For now, AquaDust is primarily a research tool, not something that is ready to expand on the scale that farmers or growers can use to evaluate 1,000 plants per hour. On the one hand, the injected solution itself contains water, which must be evaporated before anyone can take the measurement. “We waited about a day for the leaf to return to its natural state,” Jain says.
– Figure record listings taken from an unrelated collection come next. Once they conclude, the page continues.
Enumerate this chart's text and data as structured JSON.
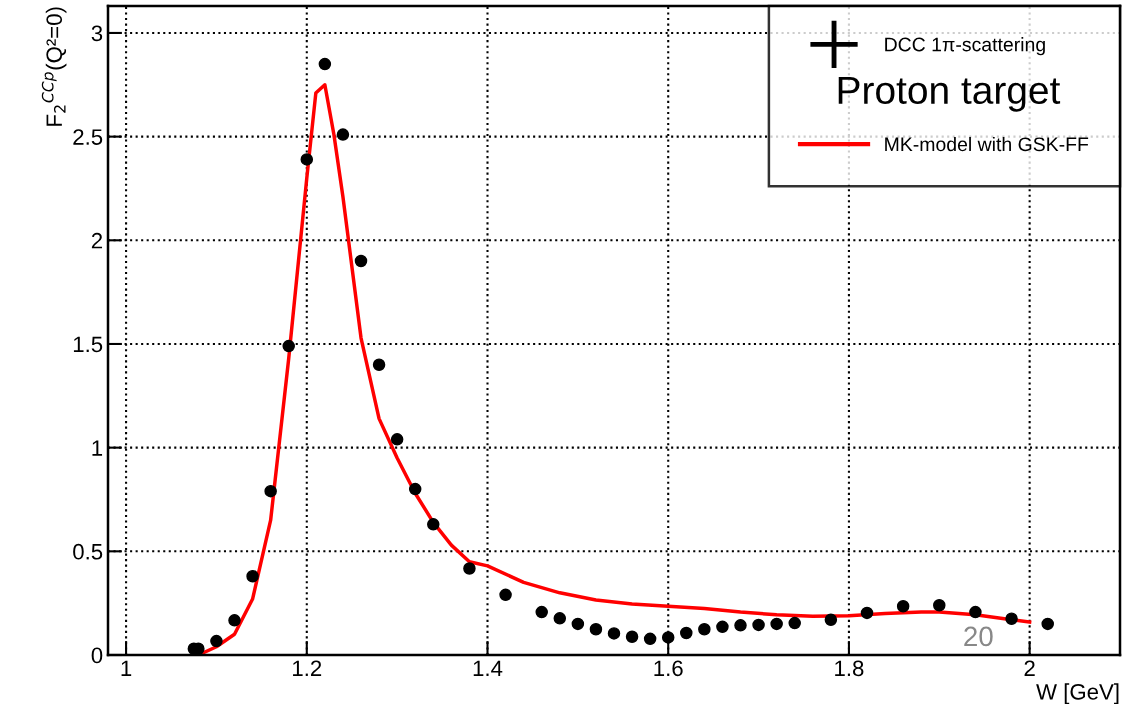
{
  "chart_data": {
    "type": "scatter",
    "ylabel": "F$_{2}$$^{CCp}$(Q²=0)",
    "xlabel": "W [GeV]",
    "xlim": [
      0.98,
      2.1
    ],
    "xticks": [
      1,
      1.2,
      1.4,
      1.6,
      1.8,
      2
    ],
    "ylim": [
      0,
      3.13
    ],
    "yticks": [
      0,
      0.5,
      1,
      1.5,
      2,
      2.5,
      3
    ],
    "grid": true,
    "legend": "top right",
    "series": [
      {
        "name": "DCC 1π-scattering",
        "marker": "circle",
        "color": "#000000",
        "x": [
          1.075,
          1.08,
          1.1,
          1.12,
          1.14,
          1.16,
          1.18,
          1.2,
          1.22,
          1.24,
          1.26,
          1.28,
          1.3,
          1.32,
          1.34,
          1.38,
          1.42,
          1.46,
          1.48,
          1.5,
          1.52,
          1.54,
          1.56,
          1.58,
          1.6,
          1.62,
          1.64,
          1.66,
          1.68,
          1.7,
          1.72,
          1.74,
          1.78,
          1.82,
          1.86,
          1.9,
          1.94,
          1.98,
          2.02
        ],
        "values": [
          0.03,
          0.03,
          0.067,
          0.167,
          0.38,
          0.79,
          1.49,
          2.39,
          2.85,
          2.51,
          1.9,
          1.4,
          1.04,
          0.8,
          0.63,
          0.417,
          0.29,
          0.207,
          0.177,
          0.15,
          0.124,
          0.104,
          0.088,
          0.078,
          0.085,
          0.106,
          0.124,
          0.136,
          0.143,
          0.145,
          0.15,
          0.154,
          0.17,
          0.203,
          0.235,
          0.24,
          0.207,
          0.175,
          0.15
        ]
      },
      {
        "name": "MK-model with GSK-FF",
        "type": "line",
        "color": "#ff0000",
        "x": [
          1.08,
          1.1,
          1.12,
          1.14,
          1.16,
          1.18,
          1.2,
          1.21,
          1.22,
          1.23,
          1.24,
          1.26,
          1.28,
          1.3,
          1.32,
          1.34,
          1.36,
          1.38,
          1.4,
          1.44,
          1.48,
          1.52,
          1.56,
          1.6,
          1.64,
          1.68,
          1.72,
          1.76,
          1.8,
          1.84,
          1.88,
          1.9,
          1.94,
          1.98,
          2.0
        ],
        "values": [
          0.0,
          0.04,
          0.1,
          0.27,
          0.65,
          1.43,
          2.3,
          2.71,
          2.75,
          2.51,
          2.21,
          1.53,
          1.14,
          0.95,
          0.78,
          0.64,
          0.53,
          0.45,
          0.43,
          0.35,
          0.3,
          0.265,
          0.246,
          0.235,
          0.224,
          0.207,
          0.194,
          0.187,
          0.189,
          0.2,
          0.207,
          0.207,
          0.194,
          0.17,
          0.159
        ]
      }
    ],
    "annotations": [
      "Proton target",
      "20"
    ]
  }
}
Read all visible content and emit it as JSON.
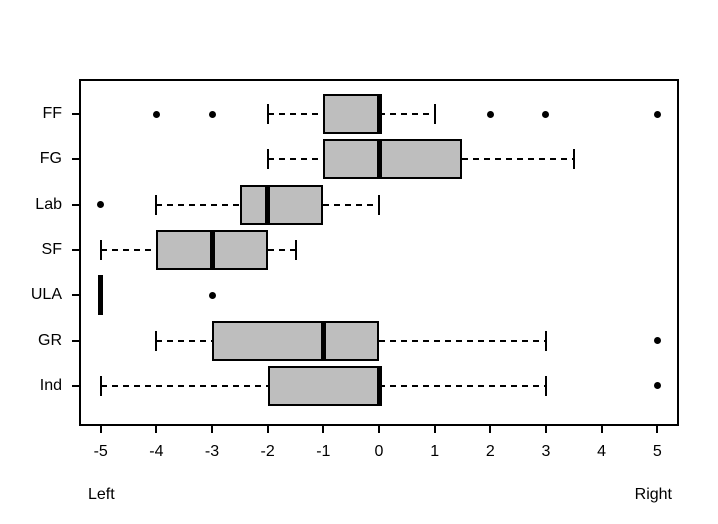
{
  "figure": {
    "background": "#ffffff",
    "line_color": "#000000",
    "box_fill": "#bebebe"
  },
  "chart_data": {
    "type": "boxplot",
    "orientation": "horizontal",
    "title": "",
    "xlabel": "",
    "ylabel": "",
    "xlim": [
      -5.4,
      5.4
    ],
    "grid": false,
    "x_ticks": [
      -5,
      -4,
      -3,
      -2,
      -1,
      0,
      1,
      2,
      3,
      4,
      5
    ],
    "x_axis_left_label": "Left",
    "x_axis_right_label": "Right",
    "categories": [
      "FF",
      "FG",
      "Lab",
      "SF",
      "ULA",
      "GR",
      "Ind"
    ],
    "series": [
      {
        "name": "FF",
        "whisker_low": -2,
        "q1": -1,
        "median": 0,
        "q3": 0,
        "whisker_high": 1,
        "outliers": [
          -4,
          -3,
          2,
          3,
          5
        ]
      },
      {
        "name": "FG",
        "whisker_low": -2,
        "q1": -1,
        "median": 0,
        "q3": 1.5,
        "whisker_high": 3.5,
        "outliers": []
      },
      {
        "name": "Lab",
        "whisker_low": -4,
        "q1": -2.5,
        "median": -2,
        "q3": -1,
        "whisker_high": 0,
        "outliers": [
          -5
        ]
      },
      {
        "name": "SF",
        "whisker_low": -5,
        "q1": -4,
        "median": -3,
        "q3": -2,
        "whisker_high": -1.5,
        "outliers": []
      },
      {
        "name": "ULA",
        "whisker_low": -5,
        "q1": -5,
        "median": -5,
        "q3": -5,
        "whisker_high": -5,
        "outliers": [
          -3
        ]
      },
      {
        "name": "GR",
        "whisker_low": -4,
        "q1": -3,
        "median": -1,
        "q3": 0,
        "whisker_high": 3,
        "outliers": [
          5
        ]
      },
      {
        "name": "Ind",
        "whisker_low": -5,
        "q1": -2,
        "median": 0,
        "q3": 0,
        "whisker_high": 3,
        "outliers": [
          5
        ]
      }
    ]
  }
}
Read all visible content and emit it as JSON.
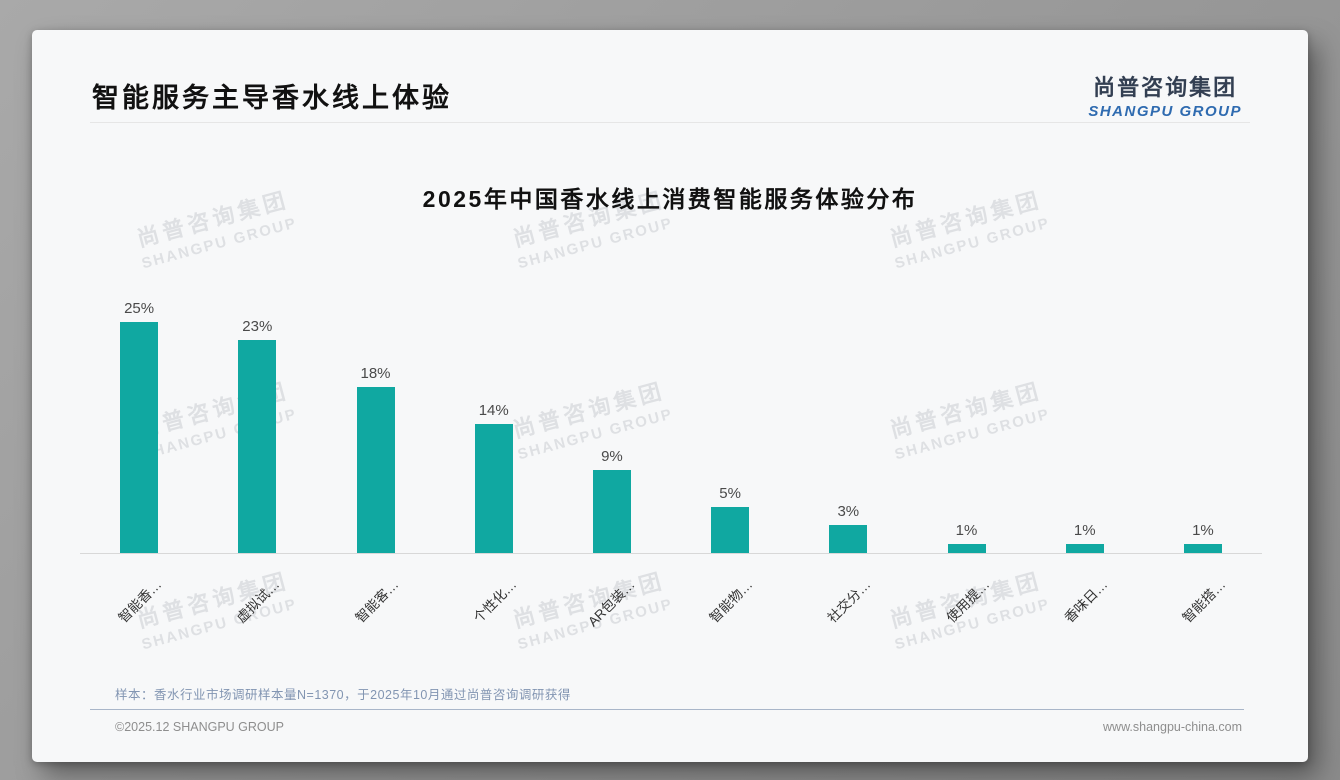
{
  "page": {
    "title": "智能服务主导香水线上体验",
    "logo": {
      "cn": "尚普咨询集团",
      "en": "SHANGPU GROUP"
    },
    "watermark": {
      "cn": "尚普咨询集团",
      "en": "SHANGPU GROUP"
    },
    "footnote": "样本：香水行业市场调研样本量N=1370，于2025年10月通过尚普咨询调研获得",
    "footer_left": "©2025.12 SHANGPU GROUP",
    "footer_right": "www.shangpu-china.com"
  },
  "chart_data": {
    "type": "bar",
    "title": "2025年中国香水线上消费智能服务体验分布",
    "categories": [
      "智能香…",
      "虚拟试…",
      "智能客…",
      "个性化…",
      "AR包装…",
      "智能物…",
      "社交分…",
      "使用提…",
      "香味日…",
      "智能搭…"
    ],
    "values": [
      25,
      23,
      18,
      14,
      9,
      5,
      3,
      1,
      1,
      1
    ],
    "value_labels": [
      "25%",
      "23%",
      "18%",
      "14%",
      "9%",
      "5%",
      "3%",
      "1%",
      "1%",
      "1%"
    ],
    "unit": "%",
    "xlabel": "",
    "ylabel": "",
    "ylim": [
      0,
      28
    ],
    "grid": false,
    "legend": "none",
    "bar_color": "#10a8a1",
    "value_label_color": "#4a4a4a",
    "x_label_rotation_deg": -45
  }
}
AquaDust’s application and reading methods should be refined before they are ready for high-performance measurements or commercial products. In the meantime, accurately targeting the water flow to plants can help researchers solve some mysteries. One of them, Stroock says, is whether the plants let the innermost layers of leaves called mesophyll ever dry out. Over the years, it was that they avoided conventional wisdom, rather than indirect measurements other laboratories now that it is a proposed option. Being able to test it directly with AquaDust could change our understanding of how plants manage water and how they manage the stress created by internal dry tissues, he says.

“We think there are some very exciting questions to answer in the lab that are prioritized over commercialization,” says Stroock. “Right now, Iowa farmers aren’t calling us saying, ‘Can we cover our area with AquaDust?'”

These farmers are probably expecting rain. But at some point, technologies like nanosensors can help when those expectations are exhausted.